Cytoprotective potency of naringin against di-n-butylphthalate (DBP)-induced oxidative testicular damage in male rats

Anis Anis; Sameh H El-Nady; Hany A Amer; Hamed T Elbaz; Ahmed E Elweza; Nermeen Borai El-Borai; Salah S El-Ballal

doi:10.1007/s00210-023-02874-y

Cytoprotective potency of naringin against di-n-butylphthalate (DBP)-induced oxidative testicular damage in male rats

Naunyn Schmiedebergs Arch Pharmacol. 2023 Dec 13. doi: 10.1007/s00210-023-02874-y. Online ahead of print.

Authors

Anis Anis¹, Sameh H El-Nady², Hany A Amer², Hamed T Elbaz³, Ahmed E Elweza³, Nermeen Borai El-Borai⁴, Salah S El-Ballal¹

Affiliations

¹ Department of Pathology, Faculty of Veterinary Medicine, University of Sadat City, Sadat City, 32897, Egypt.
² Department of Pathology, Animal Reproductive Research Institute, Giza, 12556, Egypt.
³ Department of Theriogenology, Faculty of Veterinary Medicine, University of Sadat City, Sadat City, 32897, Egypt.
⁴ Department of Forensic Medicine and Toxicology, Faculty of Veterinary Medicine, University of Sadat City, Sadat City, 32897, Egypt. nermeen.borai@vet.usc.edu.eg.

PMID: 38091078
DOI: 10.1007/s00210-023-02874-y

Abstract

The present study aimed to investigate the protective potential of naringin (NG) against di-n-butyl phthalate (DBP)- induced testicular damage and impairment of spermatogenesis in rats.

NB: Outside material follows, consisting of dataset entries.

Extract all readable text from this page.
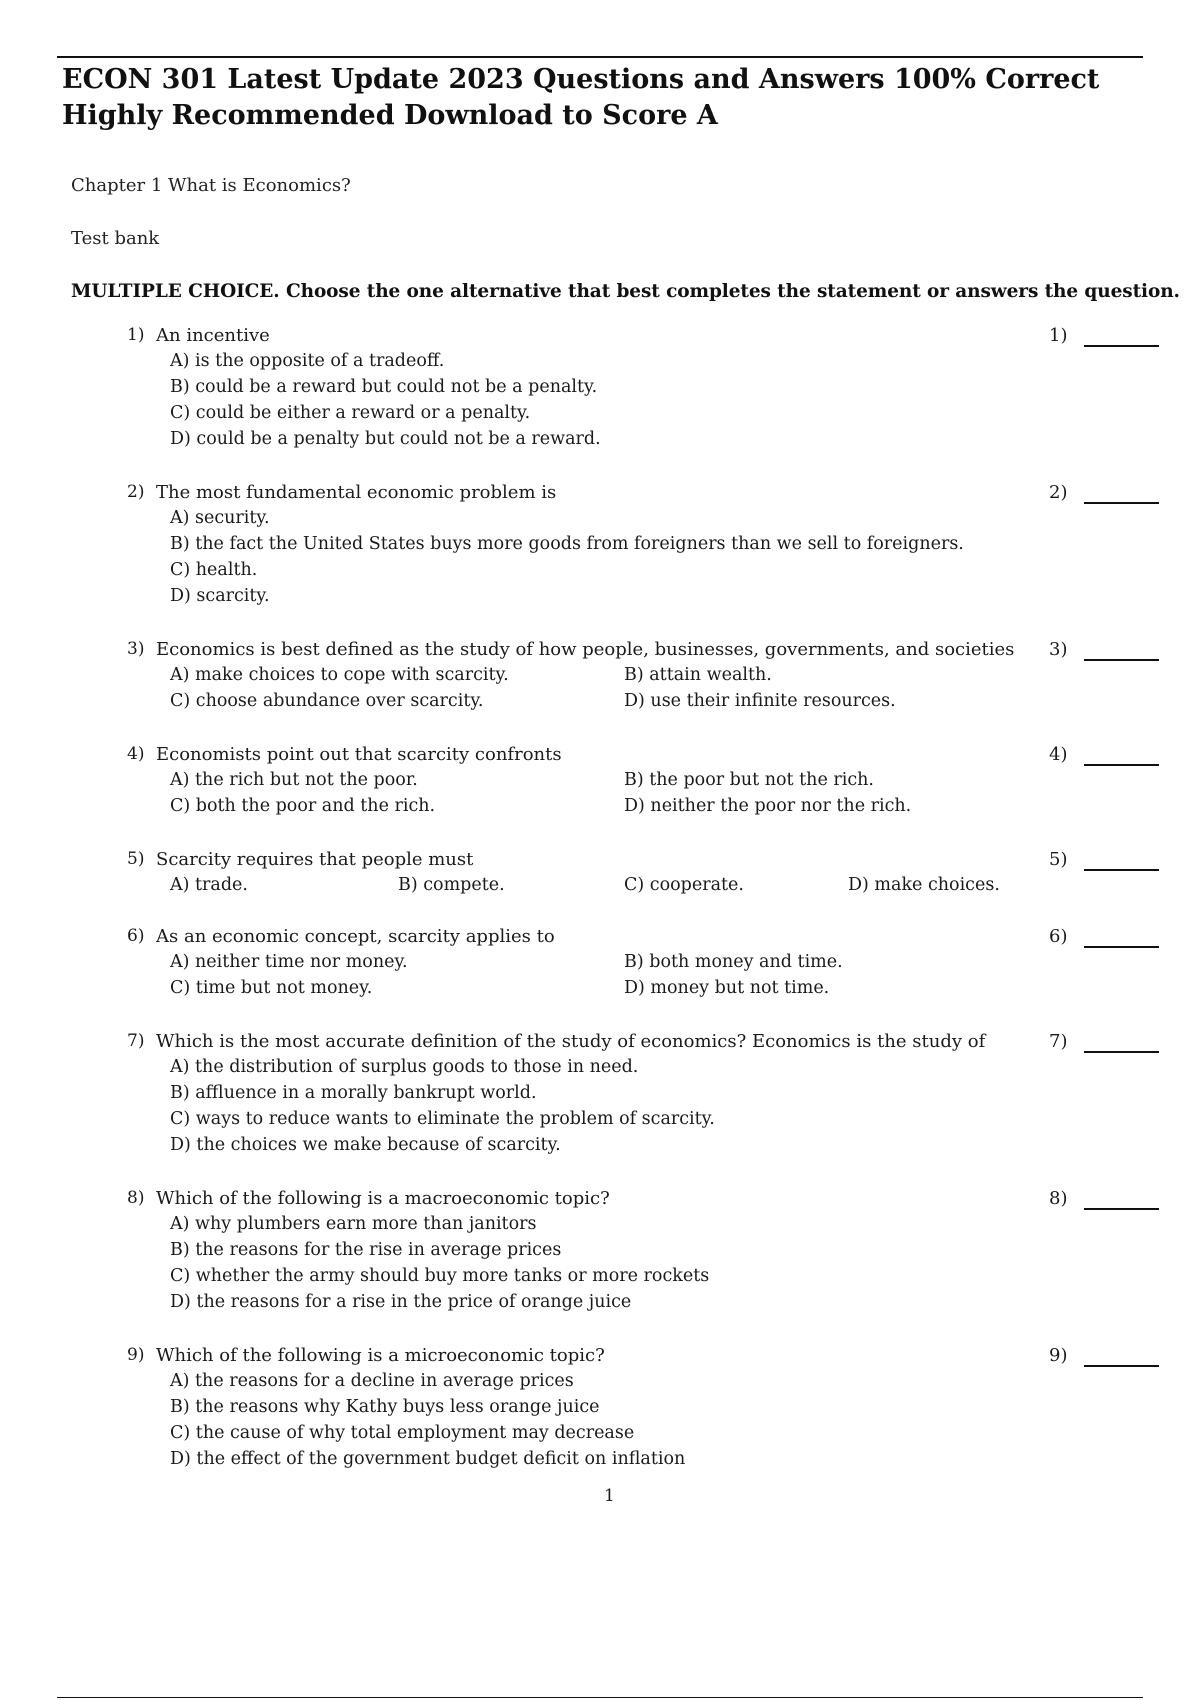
ECON 301 Latest Update 2023 Questions and Answers 100% Correct Highly Recommended Download to Score A
Chapter 1 What is Economics?
Test bank
MULTIPLE CHOICE. Choose the one alternative that best completes the statement or answers the question.
1) An incentive	1)
A) is the opposite of a tradeoff.
B) could be a reward but could not be a penalty.
C) could be either a reward or a penalty.
D) could be a penalty but could not be a reward.
2) The most fundamental economic problem is	2)
A) security.
B) the fact the United States buys more goods from foreigners than we sell to foreigners.
C) health.
D) scarcity.
3) Economics is best defined as the study of how people, businesses, governments, and societies 3)
A) make choices to cope with scarcity.	B) attain wealth.
C) choose abundance over scarcity.	D) use their infinite resources.
4) Economists point out that scarcity confronts	4)
A) the rich but not the poor.	B) the poor but not the rich.
C) both the poor and the rich.	D) neither the poor nor the rich.
5) Scarcity requires that people must	5)
A) trade.	B) compete.	C) cooperate.	D) make choices.
6) As an economic concept, scarcity applies to	6)
A) neither time nor money.	B) both money and time.
C) time but not money.	D) money but not time.
7) Which is the most accurate definition of the study of economics? Economics is the study of	7)
A) the distribution of surplus goods to those in need.
B) affluence in a morally bankrupt world.
C) ways to reduce wants to eliminate the problem of scarcity.
D) the choices we make because of scarcity.
8) Which of the following is a macroeconomic topic?	8)
A) why plumbers earn more than janitors
B) the reasons for the rise in average prices
C) whether the army should buy more tanks or more rockets
D) the reasons for a rise in the price of orange juice
9) Which of the following is a microeconomic topic?	9)
A) the reasons for a decline in average prices
B) the reasons why Kathy buys less orange juice
C) the cause of why total employment may decrease
D) the effect of the government budget deficit on inflation
1
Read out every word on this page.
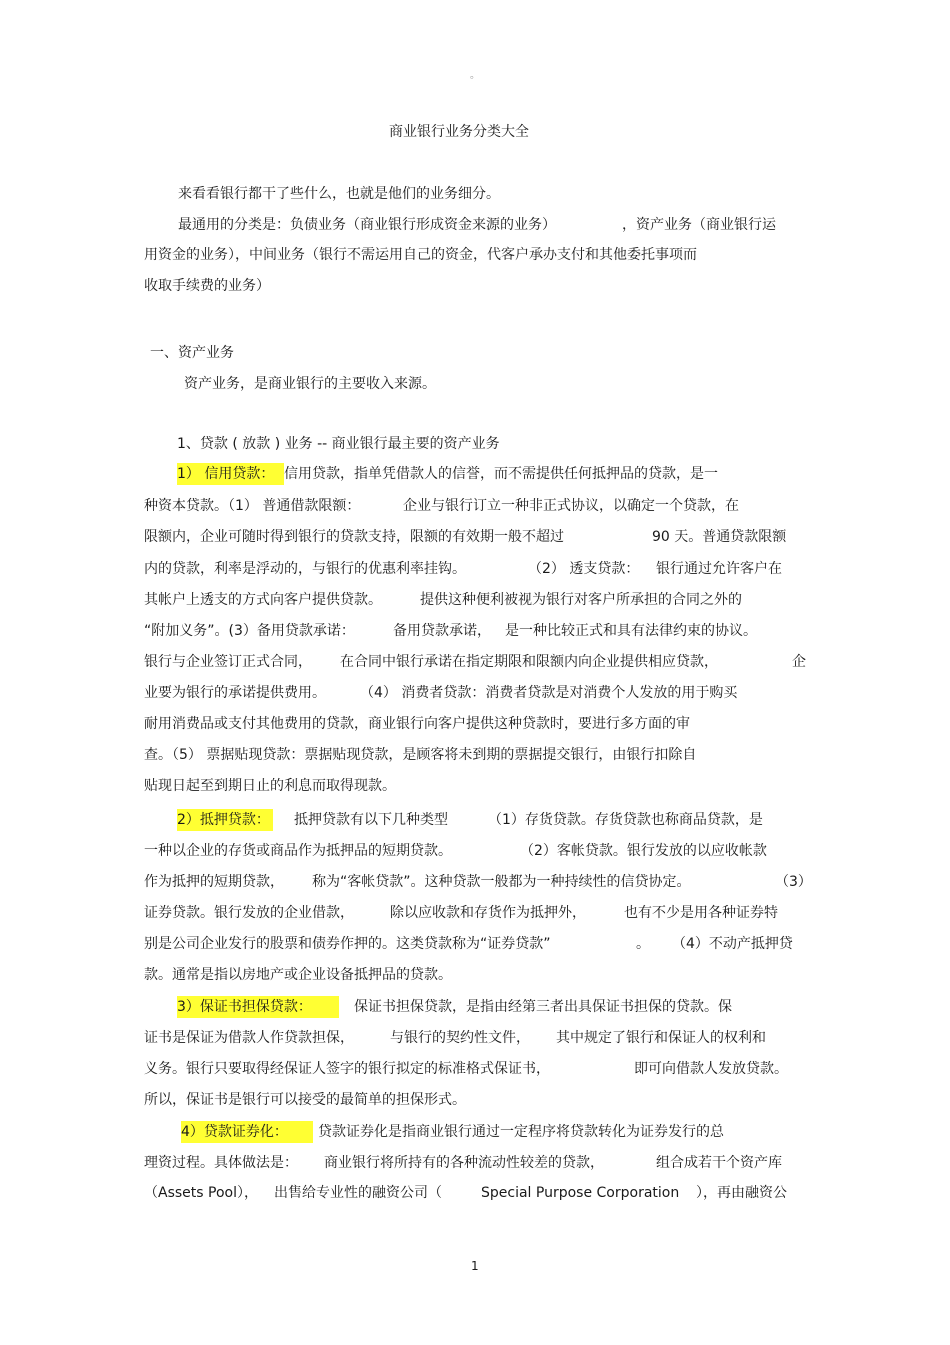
。
商业银行业务分类大全
来看看银行都干了些什么，也就是他们的业务细分。
最通用的分类是：负债业务（商业银行形成资金来源的业务）	，资产业务（商业银行运
用资金的业务），中间业务（银行不需运用自己的资金，代客户承办支付和其他委托事项而
收取手续费的业务）
一、资产业务
资产业务，是商业银行的主要收入来源。
1、贷款 ( 放款 ) 业务 -- 商业银行最主要的资产业务
1） 信用贷款： 信用贷款，指单凭借款人的信誉，而不需提供任何抵押品的贷款，是一
种资本贷款。（1） 普通借款限额：	企业与银行订立一种非正式协议，以确定一个贷款，在
限额内，企业可随时得到银行的贷款支持，限额的有效期一般不超过	90 天。普通贷款限额
内的贷款，利率是浮动的，与银行的优惠利率挂钩。	（2） 透支贷款： 银行通过允许客户在
其帐户上透支的方式向客户提供贷款。	提供这种便利被视为银行对客户所承担的合同之外的
“附加义务”。(3）备用贷款承诺：	备用贷款承诺， 是一种比较正式和具有法律约束的协议。
银行与企业签订正式合同， 在合同中银行承诺在指定期限和限额内向企业提供相应贷款，	企
业要为银行的承诺提供费用。 （4） 消费者贷款：消费者贷款是对消费个人发放的用于购买
耐用消费品或支付其他费用的贷款，商业银行向客户提供这种贷款时，要进行多方面的审
查。（5） 票据贴现贷款：票据贴现贷款，是顾客将未到期的票据提交银行，由银行扣除自
贴现日起至到期日止的利息而取得现款。
2）抵押贷款： 抵押贷款有以下几种类型	（1）存货贷款。存货贷款也称商品贷款，是
一种以企业的存货或商品作为抵押品的短期贷款。	（2）客帐贷款。银行发放的以应收帐款
作为抵押的短期贷款， 称为“客帐贷款”。这种贷款一般都为一种持续性的信贷协定。	（3）
证券贷款。银行发放的企业借款，	除以应收款和存货作为抵押外，	也有不少是用各种证券特
别是公司企业发行的股票和债券作押的。这类贷款称为“证券贷款”	。 （4）不动产抵押贷
款。通常是指以房地产或企业设备抵押品的贷款。
3）保证书担保贷款：	保证书担保贷款，是指由经第三者出具保证书担保的贷款。保
证书是保证为借款人作贷款担保，	与银行的契约性文件， 其中规定了银行和保证人的权利和
义务。银行只要取得经保证人签字的银行拟定的标准格式保证书，	即可向借款人发放贷款。
所以，保证书是银行可以接受的最简单的担保形式。
4）贷款证券化：	贷款证券化是指商业银行通过一定程序将贷款转化为证券发行的总
理资过程。具体做法是： 商业银行将所持有的各种流动性较差的贷款，	组合成若干个资产库
（Assets Pool）， 出售给专业性的融资公司（	Special Purpose Corporation ），再由融资公
1
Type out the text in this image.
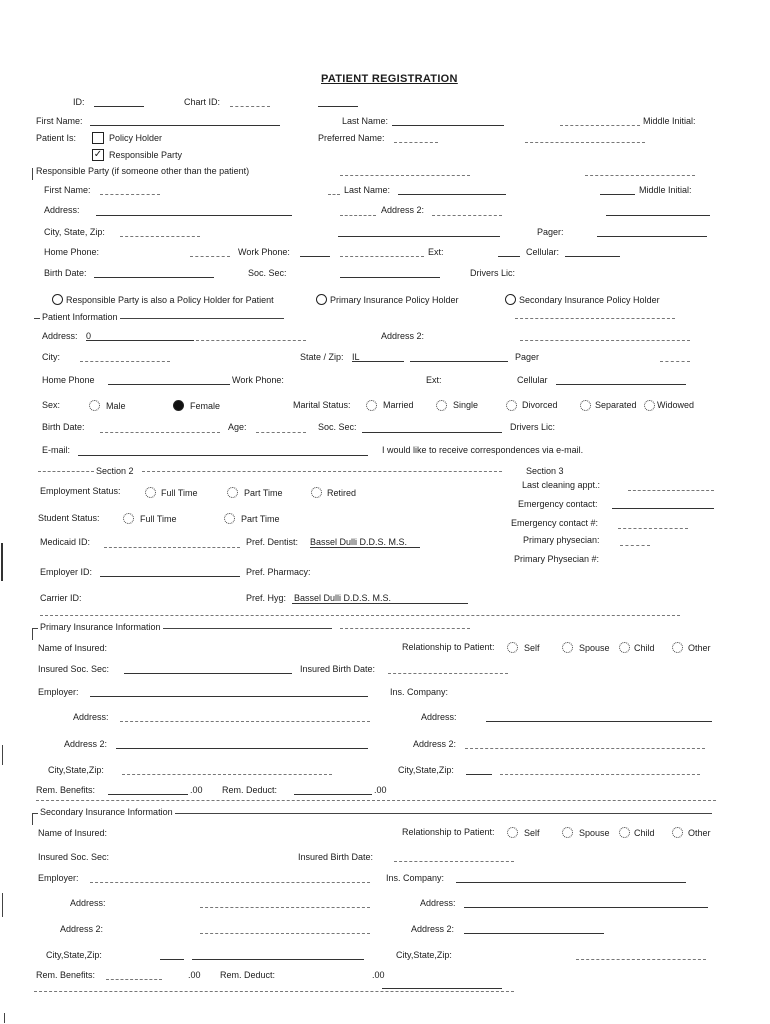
PATIENT REGISTRATION
ID:	Chart ID:
First Name:	Last Name:	Middle Initial:
Patient Is:	Policy Holder
✓ Responsible Party
Preferred Name:
Responsible Party (if someone other than the patient)
First Name:	Last Name:	Middle Initial:
Address:	Address 2:
City, State, Zip:	Pager:
Home Phone:	Work Phone:	Ext:	Cellular:
Birth Date:	Soc. Sec:	Drivers Lic:
Responsible Party is also a Policy Holder for Patient	Primary Insurance Policy Holder	Secondary Insurance Policy Holder
Patient Information
Address: 0	Address 2:
City:	State / Zip: IL	Pager
Home Phone	Work Phone:	Ext:	Cellular
Sex:	Male	Female	Marital Status:	Married	Single	Divorced	Separated Widowed
Birth Date:	Age:	Soc. Sec:	Drivers Lic:
E-mail:	I would like to receive correspondences via e-mail.
Section 2	Section 3
Employment Status:	Full Time	Part Time	Retired
Last cleaning appt.:
Emergency contact:
Student Status:	Full Time	Part Time	Emergency contact #:
Medicaid ID:	Pref. Dentist: Bassel Dulli D.D.S. M.S.	Primary physecian:
Primary Physecian #:
Employer ID:	Pref. Pharmacy:
Carrier ID:	Pref. Hyg: Bassel Dulli D.D.S. M.S.
Primary Insurance Information
Name of Insured:	Relationship to Patient:	Self	Spouse	Child	Other
Insured Soc. Sec:	Insured Birth Date:
Employer:	Ins. Company:
Address:	Address:
Address 2:	Address 2:
City,State,Zip:	City,State,Zip:
Rem. Benefits:	.00 Rem. Deduct:	.00
Secondary Insurance Information
Name of Insured:	Relationship to Patient:	Self	Spouse	Child	Other
Insured Soc. Sec:	Insured Birth Date:
Employer:	Ins. Company:
Address:	Address:
Address 2:	Address 2:
City,State,Zip:	City,State,Zip:
Rem. Benefits:	.00 Rem. Deduct:	.00
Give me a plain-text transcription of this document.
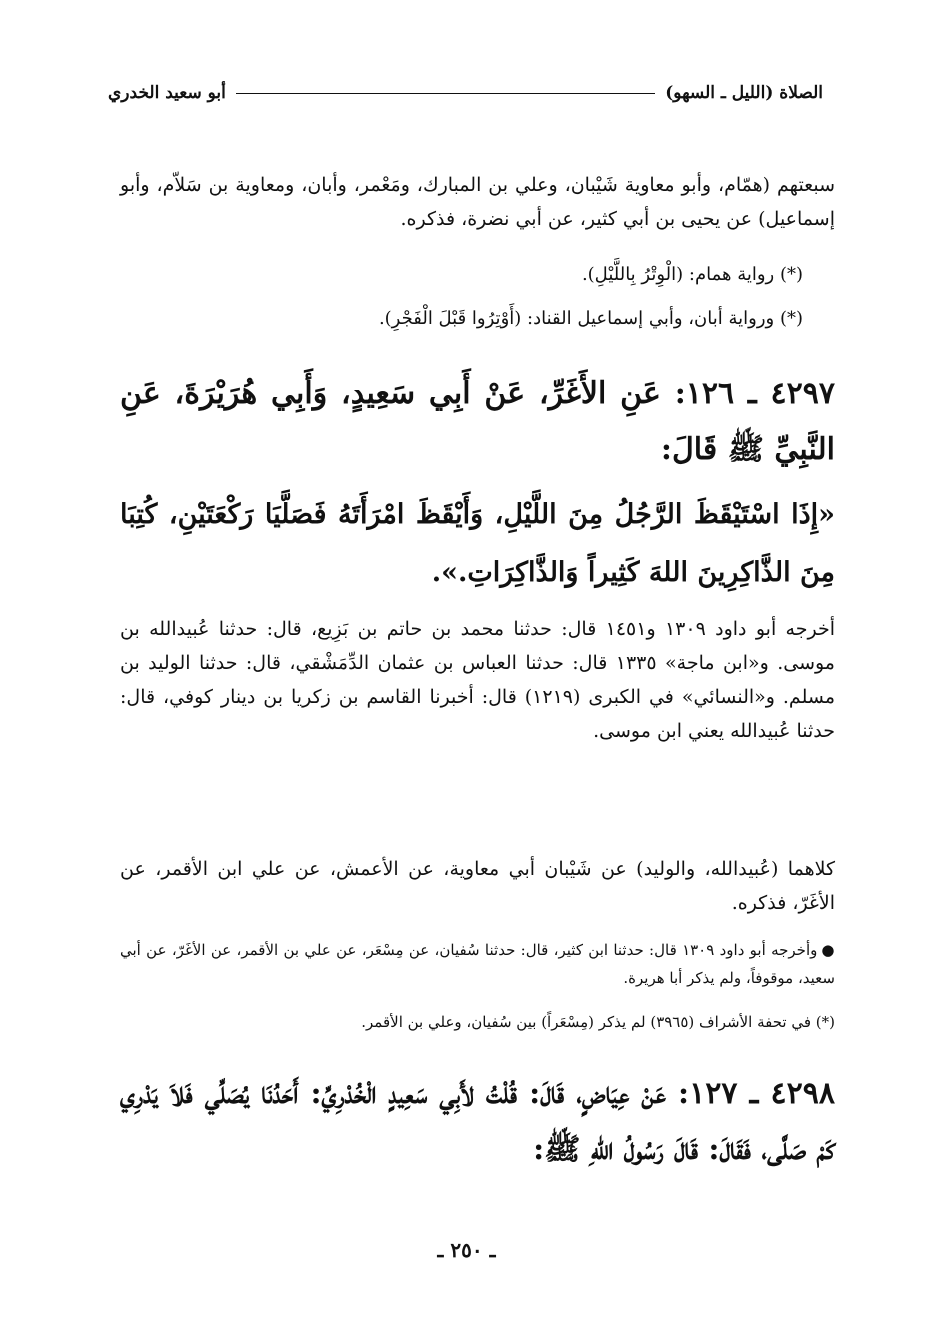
الصلاة (الليل ـ السهو)
أبو سعيد الخدري
سبعتهم (همّام، وأبو معاوية شَيْبان، وعلي بن المبارك، ومَعْمر، وأبان، ومعاوية بن سَلاّم، وأبو إسماعيل) عن يحيى بن أبي كثير، عن أبي نضرة، فذكره.
(*) رواية همام: (الْوِتْرُ بِاللَّيْلِ).
(*) ورواية أبان، وأبي إسماعيل القناد: (أَوْتِرُوا قَبْلَ الْفَجْرِ).
٤٢٩٧ ـ ١٢٦: عَنِ الأَغَرِّ، عَنْ أَبِي سَعِيدٍ، وَأَبِي هُرَيْرَةَ، عَنِ النَّبِيِّ ﷺ قَالَ:
«إِذَا اسْتَيْقَظَ الرَّجُلُ مِنَ اللَّيْلِ، وَأَيْقَظَ امْرَأَتَهُ فَصَلَّيَا رَكْعَتَيْنِ، كُتِبَا مِنَ الذَّاكِرِينَ اللهَ كَثِيراً وَالذَّاكِرَاتِ.».
أخرجه أبو داود ١٣٠٩ و١٤٥١ قال: حدثنا محمد بن حاتم بن بَزِيع، قال: حدثنا عُبيدالله بن موسى. و«ابن ماجة» ١٣٣٥ قال: حدثنا العباس بن عثمان الدِّمَشْقي، قال: حدثنا الوليد بن مسلم. و«النسائي» في الكبرى (١٢١٩) قال: أخبرنا القاسم بن زكريا بن دينار كوفي، قال: حدثنا عُبيدالله يعني ابن موسى.
كلاهما (عُبيدالله، والوليد) عن شَيْبان أبي معاوية، عن الأعمش، عن علي ابن الأقمر، عن الأغَرّ، فذكره.
●وأخرجه أبو داود ١٣٠٩ قال: حدثنا ابن كثير، قال: حدثنا سُفيان، عن مِسْعَر، عن علي بن الأقمر، عن الأغَرّ، عن أبي سعيد، موقوفاً، ولم يذكر أبا هريرة.
(*) في تحفة الأشراف (٣٩٦٥) لم يذكر (مِسْعَراً) بين سُفيان، وعلي بن الأقمر.
٤٢٩٨ ـ ١٢٧: عَنْ عِيَاضٍ، قَالَ: قُلْتُ لأَبِي سَعِيدٍ الْخُدْرِيِّ: أَحَدُنَا يُصَلِّي فَلاَ يَدْرِي كَمْ صَلَّى، فَقَالَ: قَالَ رَسُولُ اللهِ ﷺ:
ـ ٢٥٠ ـ
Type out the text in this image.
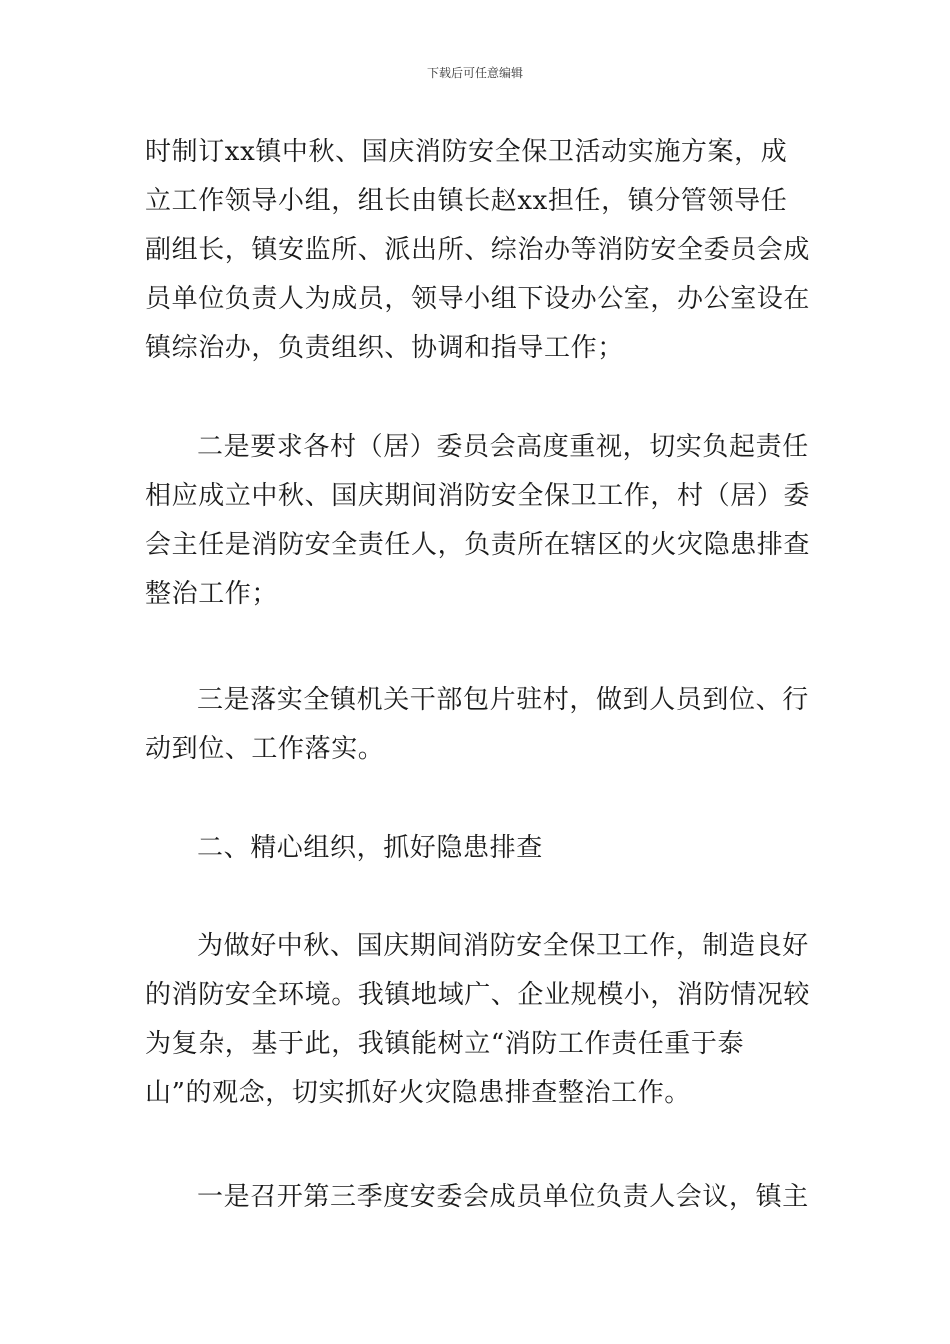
下载后可任意编辑

时制订xx镇中秋、国庆消防安全保卫活动实施方案，成立工作领导小组，组长由镇长赵xx担任，镇分管领导任副组长，镇安监所、派出所、综治办等消防安全委员会成员单位负责人为成员，领导小组下设办公室，办公室设在镇综治办，负责组织、协调和指导工作；

二是要求各村（居）委员会高度重视，切实负起责任相应成立中秋、国庆期间消防安全保卫工作，村（居）委会主任是消防安全责任人，负责所在辖区的火灾隐患排查整治工作；

三是落实全镇机关干部包片驻村，做到人员到位、行动到位、工作落实。

二、精心组织，抓好隐患排查

为做好中秋、国庆期间消防安全保卫工作，制造良好的消防安全环境。我镇地域广、企业规模小，消防情况较为复杂，基于此，我镇能树立“消防工作责任重于泰山”的观念，切实抓好火灾隐患排查整治工作。

一是召开第三季度安委会成员单位负责人会议，镇主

Forty-two male Wistar albino rats were divided into six equal groups, and treated orally, 3 times weekly for 8 successive weeks. Control vehicle group was administrated olive oil, naringin-treated group was administered NG (80 mg/kg), DBP 250- and DBP 500- intoxicated groups received DBP (250 mg/kg) and (500 mg/kg), respectively, NG + DBP 250 and NG + DBP 500 groups received NG, an hour prior to DBP 250 and 500 administration. The results revealed that DBP induced dose-dependent male reproductive dysfunctions, included a significant decrease in the serum testosterone level concomitantly with significant decreases in the sperm count, viability, and total motility. Meanwhile, DBP significantly increased the testicular malondialdehyde level with significant reductions of glutathione content and catalase activity. Histopathologically, DBP provoked absence of spermatozoa, degenerative changes in the cell layers of seminiferous tubules and a significant decrease in the thickness of the seminiferous tubules epithelium. Conversely, the concomitant treatment with NG, one hour before DBP 250 or 500- intoxication mitigated the dose-dependent reproductive dysfunctions induced by DBP, evidenced by significant increases of serum testosterone level, sperm motility, count and viability along with marked improvement of the oxidant/antioxidant status and testicular histoarchitecture. In conclusion, the findings recorded herein proved that NG could mitigate DBP-induced testicular damage and impairment of spermatogenesis, suggesting the perspective of using NG as a natural protective and therapeutic agent for alleviating the reproductive dysfunctions and improving reproductive performance, mainly via its potent antioxidant activity.

Keywords: Di-n-butyl phthalate; Naringin; Oxidative stress; Spermatozoa; Testicular degeneration; Testosterone.